Woodside Memorial Park-Woodside Memorial Triangle

Woodside Plaza

This text is part of Parks’ Historical Signs Project and can be found posted within the park.

Woodside Plaza is dedicated to the members of the Woodside community who served and died in World War I (1914-1918), World War II (1939-1945), Korea (1950-1953), and Vietnam (1964-1975). It is named for the neighborhood of Woodside, which lies in northwestern Queens, abutting Long Island City.

During New York’s colonial period, Woodside was known as “suicide’s paradise,” as it was largely snake-infested swamps and wolf-ridden woodlands. The Dutch gave Father John Doughty, a colonist from Massachusetts, a charter for 13,000 acres in 1642, and thus began the region’s settlement. During the mid-1800s, several wealthy men moved from Charleston, South Carolina to build mansions in the region, including John Kelly. Kelly’s son John Andrew Kelly worked as a newspaper man and wrote a set of articles entitled “Letters from Woodside,” after his view of the woods from his window. When developer Benjamin Hitchcock bought the Kelly estate in 1867 to develop a village, he favored the name Woodside over “suicide’s paradise” for his new town.

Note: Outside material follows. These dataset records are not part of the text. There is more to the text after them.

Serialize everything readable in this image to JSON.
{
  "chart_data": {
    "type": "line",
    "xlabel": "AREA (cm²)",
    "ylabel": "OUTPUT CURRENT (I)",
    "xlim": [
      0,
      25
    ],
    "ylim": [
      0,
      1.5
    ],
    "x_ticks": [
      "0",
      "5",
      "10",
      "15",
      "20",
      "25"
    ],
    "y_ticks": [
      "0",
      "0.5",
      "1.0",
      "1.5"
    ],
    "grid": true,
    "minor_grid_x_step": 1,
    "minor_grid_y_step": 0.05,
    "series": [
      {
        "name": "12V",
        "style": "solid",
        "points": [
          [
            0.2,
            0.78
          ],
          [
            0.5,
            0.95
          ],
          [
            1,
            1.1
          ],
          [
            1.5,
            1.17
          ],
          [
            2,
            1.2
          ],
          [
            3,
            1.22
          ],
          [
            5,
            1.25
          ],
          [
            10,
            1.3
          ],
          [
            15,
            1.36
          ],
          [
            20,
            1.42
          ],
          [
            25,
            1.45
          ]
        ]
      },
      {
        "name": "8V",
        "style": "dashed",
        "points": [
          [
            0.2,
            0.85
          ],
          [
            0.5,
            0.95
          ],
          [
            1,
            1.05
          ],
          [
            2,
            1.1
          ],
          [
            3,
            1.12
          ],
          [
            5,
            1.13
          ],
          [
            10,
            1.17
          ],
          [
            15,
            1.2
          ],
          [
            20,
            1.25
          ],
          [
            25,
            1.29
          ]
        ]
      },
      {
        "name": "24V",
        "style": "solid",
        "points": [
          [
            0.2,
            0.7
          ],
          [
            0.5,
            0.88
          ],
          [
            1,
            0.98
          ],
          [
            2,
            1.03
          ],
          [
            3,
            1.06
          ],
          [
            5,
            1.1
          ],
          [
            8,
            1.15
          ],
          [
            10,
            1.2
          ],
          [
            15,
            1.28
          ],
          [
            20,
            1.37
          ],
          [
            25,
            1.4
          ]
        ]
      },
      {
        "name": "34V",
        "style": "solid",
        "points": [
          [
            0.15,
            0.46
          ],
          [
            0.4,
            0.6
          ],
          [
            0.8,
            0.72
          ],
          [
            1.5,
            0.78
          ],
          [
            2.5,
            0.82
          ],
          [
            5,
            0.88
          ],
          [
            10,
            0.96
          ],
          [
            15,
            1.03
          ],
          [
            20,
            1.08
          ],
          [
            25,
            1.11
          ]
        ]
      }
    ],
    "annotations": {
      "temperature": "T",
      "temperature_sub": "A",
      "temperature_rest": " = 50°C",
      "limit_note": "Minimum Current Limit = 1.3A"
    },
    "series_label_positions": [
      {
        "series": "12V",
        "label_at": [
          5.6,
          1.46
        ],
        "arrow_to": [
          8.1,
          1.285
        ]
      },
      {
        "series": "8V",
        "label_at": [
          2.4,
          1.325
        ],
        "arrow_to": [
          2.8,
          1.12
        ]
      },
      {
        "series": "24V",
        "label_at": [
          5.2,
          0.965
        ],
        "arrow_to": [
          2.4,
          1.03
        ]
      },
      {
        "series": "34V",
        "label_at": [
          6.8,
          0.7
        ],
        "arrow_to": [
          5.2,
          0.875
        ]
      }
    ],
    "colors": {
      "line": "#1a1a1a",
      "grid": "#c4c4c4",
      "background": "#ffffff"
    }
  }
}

Woodside saw a huge building boom in 1869, when Hitchcock broke the Kelly farm into lots, which he sold for between $100 and $300 each. He also built streets in the village, and his interest encouraged other builders to join in developing the area. Eventually, other large estates were sold and developed. The Long Island and the Flushing Rail Road companies merged and opened a station in Woodside in 1895. When the Queensboro Bridge opened in 1909, the population of Woodside rose to nearly six thousand people. Elevated train lines branched into the neighborhood and opened in 1917, causing the population to jump again. In the 1920s, the last tracts of undeveloped land disappeared. After World War II, many of the houses in Woodside were torn down to make way for apartment buildings.

Woodside Plaza, located at the junction of Roosevelt Avenue, Woodside Avenue, and 60th Street, was originally known as Woodside Memorial Park after its construction in 1971. Commissioner Stern renamed the property “Woodside Plaza” in 1998. There is a large monument in the park, made of smooth gray marble, with the following inscription in gold lettering: “WOODSIDE MEMORIAL PARK: Dedicated to all members of the community who made the supreme sacrifice for the good and welfare of their country and for the peace and freedom of mankind. THE WORLD WARS, KOREA, AND VIETNAM.”

Also in the park are several young trees and new plantings including Willowleaf cotoneaster (Cotoneaster salicifolius), Siberian cypress (Microbiota decussata), lillyturf (Liriope muscari “Big Blue”), cranesbill (Geranium masculatum), Bloody geranium (Geranium sanguineum), Evergreen barrenwort (Epidium davidii), Threadleaf bluestar (Amsonia hubrechtii), Meadow sage (Salvia pratensis), and comfrey (Symphytum officinale).

The property is paved with square and hexagonal tiles. There are several sets of wooden benches, as well as two lampposts, a flagpole with a yardarm, and a drinking fountain, all of which were added during reconstruction in 1999. Woodside Plaza is now part of the Greenstreets program, a joint project of Parks and the Department of Transportation begun in 1986 and revived in 1994. Its goal is to convert paved street properties, such as triangles and malls, into green spaces.